What was once uneconomic to do for customers, employees or partners, will slowly become expectations, particularly as other organisations drive expectations of service by deploying AI against those opportunities. AI will drive new competition at new pace, whether startups nipping at corporate heals, international organisations developing solutions with the new economics for the Bottom of the Pyramid or competitors using Clayton Christensen’s disruption to attack from the tail.

Organising for Effectiveness

Being aware of the opportunity or threat is one thing, being able to respond to an opportunity to be more effective is another thing entirely. Most organisations have made it almost impossible for employees or executives to prioritise increasing effectiveness through innovation and growth. Budgets don’t exist for that work as we are used to funding investment through the safety of efficiency. Employees don’t have the freedom to radically redesign business processes or policies to leverage the new capabilities of AI. Even organisational structures (and their power bases) established around existing customer segments and processes will get in the way.
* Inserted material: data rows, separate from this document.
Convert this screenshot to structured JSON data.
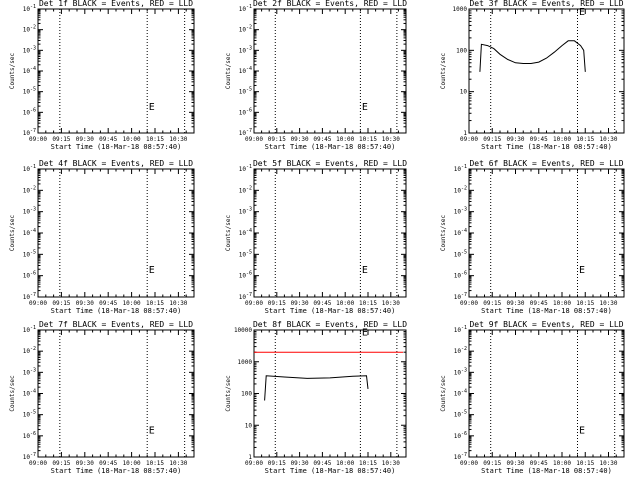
{
  "figure": {
    "xlabel": "Start Time (18-Mar-18 08:57:40)",
    "ylabel": "Counts/sec"
  },
  "chart_data": [
    {
      "type": "line",
      "title": "Det 1f BLACK = Events, RED = LLD",
      "xlabel": "Start Time (18-Mar-18 08:57:40)",
      "ylabel": "Counts/sec",
      "xlim": [
        "09:00",
        "10:40"
      ],
      "x_ticks": [
        "09:00",
        "09:15",
        "09:30",
        "09:45",
        "10:00",
        "10:15",
        "10:30"
      ],
      "y_scale": "log",
      "ylim": [
        1e-07,
        0.1
      ],
      "y_ticks": [
        "10^-7",
        "10^-6",
        "10^-5",
        "10^-4",
        "10^-3",
        "10^-2",
        "10^-1"
      ],
      "vlines": [
        "09:14",
        "10:10",
        "10:34"
      ],
      "annotations": [
        {
          "text": "E",
          "x": "10:11",
          "y": 2e-06
        }
      ],
      "series": []
    },
    {
      "type": "line",
      "title": "Det 2f BLACK = Events, RED = LLD",
      "xlabel": "Start Time (18-Mar-18 08:57:40)",
      "ylabel": "Counts/sec",
      "xlim": [
        "09:00",
        "10:40"
      ],
      "x_ticks": [
        "09:00",
        "09:15",
        "09:30",
        "09:45",
        "10:00",
        "10:15",
        "10:30"
      ],
      "y_scale": "log",
      "ylim": [
        1e-07,
        0.1
      ],
      "y_ticks": [
        "10^-7",
        "10^-6",
        "10^-5",
        "10^-4",
        "10^-3",
        "10^-2",
        "10^-1"
      ],
      "vlines": [
        "09:14",
        "10:10",
        "10:34"
      ],
      "annotations": [
        {
          "text": "E",
          "x": "10:11",
          "y": 2e-06
        }
      ],
      "series": []
    },
    {
      "type": "line",
      "title": "Det 3f BLACK = Events, RED = LLD",
      "xlabel": "Start Time (18-Mar-18 08:57:40)",
      "ylabel": "Counts/sec",
      "xlim": [
        "09:00",
        "10:40"
      ],
      "x_ticks": [
        "09:00",
        "09:15",
        "09:30",
        "09:45",
        "10:00",
        "10:15",
        "10:30"
      ],
      "y_scale": "log",
      "ylim": [
        1,
        1000
      ],
      "y_ticks": [
        "1",
        "10",
        "100",
        "1000"
      ],
      "vlines": [
        "09:14",
        "10:10",
        "10:34"
      ],
      "annotations": [
        {
          "text": "E",
          "x": "10:11",
          "y": 900
        }
      ],
      "series": [
        {
          "color": "#000000",
          "x": [
            "09:07",
            "09:08",
            "09:12",
            "09:16",
            "09:20",
            "09:25",
            "09:30",
            "09:35",
            "09:40",
            "09:45",
            "09:50",
            "09:55",
            "10:00",
            "10:04",
            "10:08",
            "10:12",
            "10:14",
            "10:15"
          ],
          "y": [
            30,
            140,
            130,
            110,
            80,
            60,
            50,
            48,
            48,
            52,
            65,
            90,
            130,
            170,
            170,
            130,
            100,
            30
          ]
        }
      ]
    },
    {
      "type": "line",
      "title": "Det 4f BLACK = Events, RED = LLD",
      "xlabel": "Start Time (18-Mar-18 08:57:40)",
      "ylabel": "Counts/sec",
      "xlim": [
        "09:00",
        "10:40"
      ],
      "x_ticks": [
        "09:00",
        "09:15",
        "09:30",
        "09:45",
        "10:00",
        "10:15",
        "10:30"
      ],
      "y_scale": "log",
      "ylim": [
        1e-07,
        0.1
      ],
      "y_ticks": [
        "10^-7",
        "10^-6",
        "10^-5",
        "10^-4",
        "10^-3",
        "10^-2",
        "10^-1"
      ],
      "vlines": [
        "09:14",
        "10:10",
        "10:34"
      ],
      "annotations": [
        {
          "text": "E",
          "x": "10:11",
          "y": 2e-06
        }
      ],
      "series": []
    },
    {
      "type": "line",
      "title": "Det 5f BLACK = Events, RED = LLD",
      "xlabel": "Start Time (18-Mar-18 08:57:40)",
      "ylabel": "Counts/sec",
      "xlim": [
        "09:00",
        "10:40"
      ],
      "x_ticks": [
        "09:00",
        "09:15",
        "09:30",
        "09:45",
        "10:00",
        "10:15",
        "10:30"
      ],
      "y_scale": "log",
      "ylim": [
        1e-07,
        0.1
      ],
      "y_ticks": [
        "10^-7",
        "10^-6",
        "10^-5",
        "10^-4",
        "10^-3",
        "10^-2",
        "10^-1"
      ],
      "vlines": [
        "09:14",
        "10:10",
        "10:34"
      ],
      "annotations": [
        {
          "text": "E",
          "x": "10:11",
          "y": 2e-06
        }
      ],
      "series": []
    },
    {
      "type": "line",
      "title": "Det 6f BLACK = Events, RED = LLD",
      "xlabel": "Start Time (18-Mar-18 08:57:40)",
      "ylabel": "Counts/sec",
      "xlim": [
        "09:00",
        "10:40"
      ],
      "x_ticks": [
        "09:00",
        "09:15",
        "09:30",
        "09:45",
        "10:00",
        "10:15",
        "10:30"
      ],
      "y_scale": "log",
      "ylim": [
        1e-07,
        0.1
      ],
      "y_ticks": [
        "10^-7",
        "10^-6",
        "10^-5",
        "10^-4",
        "10^-3",
        "10^-2",
        "10^-1"
      ],
      "vlines": [
        "09:14",
        "10:10",
        "10:34"
      ],
      "annotations": [
        {
          "text": "E",
          "x": "10:11",
          "y": 2e-06
        }
      ],
      "series": []
    },
    {
      "type": "line",
      "title": "Det 7f BLACK = Events, RED = LLD",
      "xlabel": "Start Time (18-Mar-18 08:57:40)",
      "ylabel": "Counts/sec",
      "xlim": [
        "09:00",
        "10:40"
      ],
      "x_ticks": [
        "09:00",
        "09:15",
        "09:30",
        "09:45",
        "10:00",
        "10:15",
        "10:30"
      ],
      "y_scale": "log",
      "ylim": [
        1e-07,
        0.1
      ],
      "y_ticks": [
        "10^-7",
        "10^-6",
        "10^-5",
        "10^-4",
        "10^-3",
        "10^-2",
        "10^-1"
      ],
      "vlines": [
        "09:14",
        "10:10",
        "10:34"
      ],
      "annotations": [
        {
          "text": "E",
          "x": "10:11",
          "y": 2e-06
        }
      ],
      "series": []
    },
    {
      "type": "line",
      "title": "Det 8f BLACK = Events, RED = LLD",
      "xlabel": "Start Time (18-Mar-18 08:57:40)",
      "ylabel": "Counts/sec",
      "xlim": [
        "09:00",
        "10:40"
      ],
      "x_ticks": [
        "09:00",
        "09:15",
        "09:30",
        "09:45",
        "10:00",
        "10:15",
        "10:30"
      ],
      "y_scale": "log",
      "ylim": [
        1,
        10000
      ],
      "y_ticks": [
        "1",
        "10",
        "100",
        "1000",
        "10000"
      ],
      "vlines": [
        "09:14",
        "10:10",
        "10:34"
      ],
      "annotations": [
        {
          "text": "E",
          "x": "10:11",
          "y": 9000
        }
      ],
      "series": [
        {
          "color": "#ff0000",
          "x": [
            "09:00",
            "10:38"
          ],
          "y": [
            2000,
            2000
          ]
        },
        {
          "color": "#000000",
          "x": [
            "09:07",
            "09:08",
            "09:20",
            "09:35",
            "09:50",
            "10:05",
            "10:14",
            "10:15"
          ],
          "y": [
            60,
            360,
            330,
            300,
            310,
            350,
            360,
            140
          ]
        }
      ]
    },
    {
      "type": "line",
      "title": "Det 9f BLACK = Events, RED = LLD",
      "xlabel": "Start Time (18-Mar-18 08:57:40)",
      "ylabel": "Counts/sec",
      "xlim": [
        "09:00",
        "10:40"
      ],
      "x_ticks": [
        "09:00",
        "09:15",
        "09:30",
        "09:45",
        "10:00",
        "10:15",
        "10:30"
      ],
      "y_scale": "log",
      "ylim": [
        1e-07,
        0.1
      ],
      "y_ticks": [
        "10^-7",
        "10^-6",
        "10^-5",
        "10^-4",
        "10^-3",
        "10^-2",
        "10^-1"
      ],
      "vlines": [
        "09:14",
        "10:10",
        "10:34"
      ],
      "annotations": [
        {
          "text": "E",
          "x": "10:11",
          "y": 2e-06
        }
      ],
      "series": []
    }
  ]
}
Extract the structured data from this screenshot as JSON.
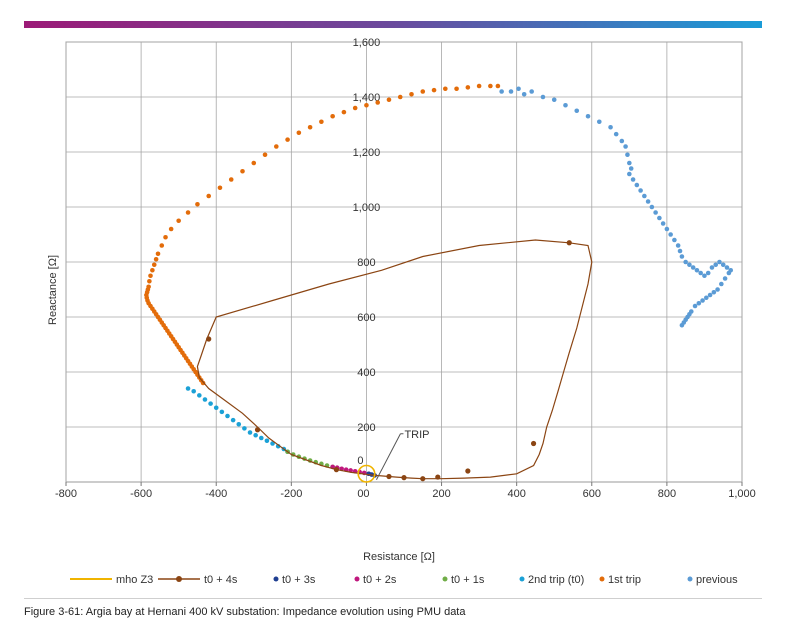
{
  "caption": "Figure 3-61: Argia bay at Hernani 400 kV substation: Impedance evolution using PMU data",
  "chart_data": {
    "type": "scatter",
    "xlabel": "Resistance [Ω]",
    "ylabel": "Reactance [Ω]",
    "xlim": [
      -800,
      1000
    ],
    "ylim": [
      0,
      1600
    ],
    "x_ticks": [
      "-800",
      "-600",
      "-400",
      "-200",
      "0",
      "200",
      "400",
      "600",
      "800",
      "1,000"
    ],
    "y_ticks": [
      "0",
      "200",
      "400",
      "600",
      "800",
      "1,000",
      "1,200",
      "1,400",
      "1,600"
    ],
    "x_zero_label": "0",
    "grid": true,
    "annotation": {
      "text": "TRIP",
      "x": 0,
      "y": 30
    },
    "legend_position": "bottom",
    "series": [
      {
        "name": "previous",
        "style": "points",
        "color": "#5b9bd5",
        "x": [
          360,
          385,
          405,
          420,
          440,
          470,
          500,
          530,
          560,
          590,
          620,
          650,
          665,
          680,
          690,
          695,
          700,
          705,
          700,
          710,
          720,
          730,
          740,
          750,
          760,
          770,
          780,
          790,
          800,
          810,
          820,
          830,
          835,
          840,
          850,
          860,
          870,
          880,
          890,
          900,
          910,
          920,
          930,
          940,
          950,
          960,
          970,
          965,
          955,
          945,
          935,
          925,
          915,
          905,
          895,
          885,
          875,
          865,
          860,
          855,
          850,
          845,
          840
        ],
        "y": [
          1420,
          1420,
          1430,
          1410,
          1420,
          1400,
          1390,
          1370,
          1350,
          1330,
          1310,
          1290,
          1265,
          1240,
          1220,
          1190,
          1160,
          1140,
          1120,
          1100,
          1080,
          1060,
          1040,
          1020,
          1000,
          980,
          960,
          940,
          920,
          900,
          880,
          860,
          840,
          820,
          800,
          790,
          780,
          770,
          760,
          750,
          760,
          780,
          790,
          800,
          790,
          780,
          770,
          760,
          740,
          720,
          700,
          690,
          680,
          670,
          660,
          650,
          640,
          620,
          610,
          600,
          590,
          580,
          570
        ]
      },
      {
        "name": "1st trip",
        "style": "points",
        "color": "#e36c0a",
        "x": [
          350,
          330,
          300,
          270,
          240,
          210,
          180,
          150,
          120,
          90,
          60,
          30,
          0,
          -30,
          -60,
          -90,
          -120,
          -150,
          -180,
          -210,
          -240,
          -270,
          -300,
          -330,
          -360,
          -390,
          -420,
          -450,
          -475,
          -500,
          -520,
          -535,
          -545,
          -555,
          -560,
          -565,
          -570,
          -575,
          -578,
          -580,
          -582,
          -584,
          -586,
          -585,
          -583,
          -580,
          -575,
          -570,
          -565,
          -560,
          -555,
          -550,
          -545,
          -540,
          -535,
          -530,
          -525,
          -520,
          -515,
          -510,
          -505,
          -500,
          -495,
          -490,
          -485,
          -480,
          -475,
          -470,
          -465,
          -460,
          -455,
          -450,
          -445,
          -440,
          -435
        ],
        "y": [
          1440,
          1440,
          1440,
          1435,
          1430,
          1430,
          1425,
          1420,
          1410,
          1400,
          1390,
          1380,
          1370,
          1360,
          1345,
          1330,
          1310,
          1290,
          1270,
          1245,
          1220,
          1190,
          1160,
          1130,
          1100,
          1070,
          1040,
          1010,
          980,
          950,
          920,
          890,
          860,
          830,
          810,
          790,
          770,
          750,
          730,
          710,
          700,
          690,
          680,
          670,
          660,
          650,
          640,
          630,
          620,
          610,
          600,
          590,
          580,
          570,
          560,
          550,
          540,
          530,
          520,
          510,
          500,
          490,
          480,
          470,
          460,
          450,
          440,
          430,
          420,
          410,
          400,
          390,
          380,
          370,
          360
        ]
      },
      {
        "name": "2nd trip (t0)",
        "style": "points",
        "color": "#1ba1d6",
        "x": [
          -475,
          -460,
          -445,
          -430,
          -415,
          -400,
          -385,
          -370,
          -355,
          -340,
          -325,
          -310,
          -295,
          -280,
          -265,
          -250,
          -235,
          -220,
          -210
        ],
        "y": [
          340,
          330,
          315,
          300,
          285,
          270,
          255,
          240,
          225,
          210,
          195,
          180,
          170,
          160,
          150,
          140,
          130,
          120,
          110
        ]
      },
      {
        "name": "t0 + 1s",
        "style": "points",
        "color": "#70ad47",
        "x": [
          -210,
          -195,
          -180,
          -165,
          -150,
          -135,
          -120,
          -105,
          -90
        ],
        "y": [
          110,
          100,
          92,
          85,
          78,
          72,
          66,
          60,
          55
        ]
      },
      {
        "name": "t0 + 2s",
        "style": "points",
        "color": "#c0177d",
        "x": [
          -90,
          -78,
          -66,
          -54,
          -42,
          -30,
          -18,
          -6,
          6
        ],
        "y": [
          55,
          52,
          48,
          45,
          42,
          39,
          36,
          33,
          30
        ]
      },
      {
        "name": "t0 + 3s",
        "style": "points",
        "color": "#1f3f91",
        "x": [
          6,
          14,
          22
        ],
        "y": [
          30,
          27,
          24
        ]
      },
      {
        "name": "t0 + 4s",
        "style": "line-markers",
        "color": "#8b4513",
        "x": [
          22,
          40,
          60,
          80,
          100,
          120,
          150,
          200,
          260,
          330,
          400,
          445,
          460,
          470,
          480,
          495,
          510,
          525,
          540,
          560,
          575,
          590,
          600,
          590,
          540,
          450,
          300,
          150,
          40,
          -100,
          -250,
          -400,
          -425,
          -440,
          -450,
          -445,
          -420,
          -380,
          -330,
          -290,
          -260,
          -230,
          -200,
          -160,
          -120,
          -80,
          -40,
          0,
          22
        ],
        "y": [
          24,
          22,
          20,
          18,
          16,
          14,
          12,
          12,
          14,
          18,
          30,
          60,
          100,
          140,
          200,
          260,
          330,
          400,
          470,
          560,
          640,
          720,
          800,
          860,
          870,
          880,
          860,
          820,
          770,
          720,
          660,
          600,
          520,
          460,
          420,
          380,
          340,
          300,
          250,
          200,
          160,
          130,
          100,
          80,
          60,
          45,
          35,
          28,
          24
        ],
        "markers_x": [
          60,
          100,
          150,
          190,
          270,
          445,
          540,
          -420,
          -290,
          -80
        ],
        "markers_y": [
          20,
          16,
          12,
          18,
          40,
          140,
          870,
          520,
          190,
          45
        ]
      },
      {
        "name": "mho Z3",
        "style": "circle",
        "color": "#f0b400",
        "center": [
          0,
          30
        ],
        "radius": 22
      }
    ]
  }
}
Innovation, growth and effectiveness require agility, entrepreneurship, experimentation and change, not stable consistent scaled processes. To meet the coming AI Effectiveness challenge organisations are going to have to build new capabilities, learn new skills, change systems and unlearn a great deal of ‘modern management theory’. Organisations that do not challenge themselves to be more effective for their customers, communities, employees and partners will find themselves left behind. No matter how few employees they have in their efficient organisations, a more effective organisation will take their customers away with innovation and enhanced experiences.

The time to start radically rethinking propositions, the value chains and priorities of your organisation around the capabilities is now while your competitors are pursuing efficiency. Efficiency is fast follower territory. You can always copy what works later and technology vendors will eagerly assist you to do so by building the easy common use cases into platforms. What is much harder and takes new and unique organisational capabilities are the innovations and growth you will drive with AI. Start the experiments to explore that work today. Investment into this non-linear innovation will yield valuable insights and potentially enduring advantage. Your success will be much harder to replicate and may even be invisible to competitors stuck in traditional management mindsets.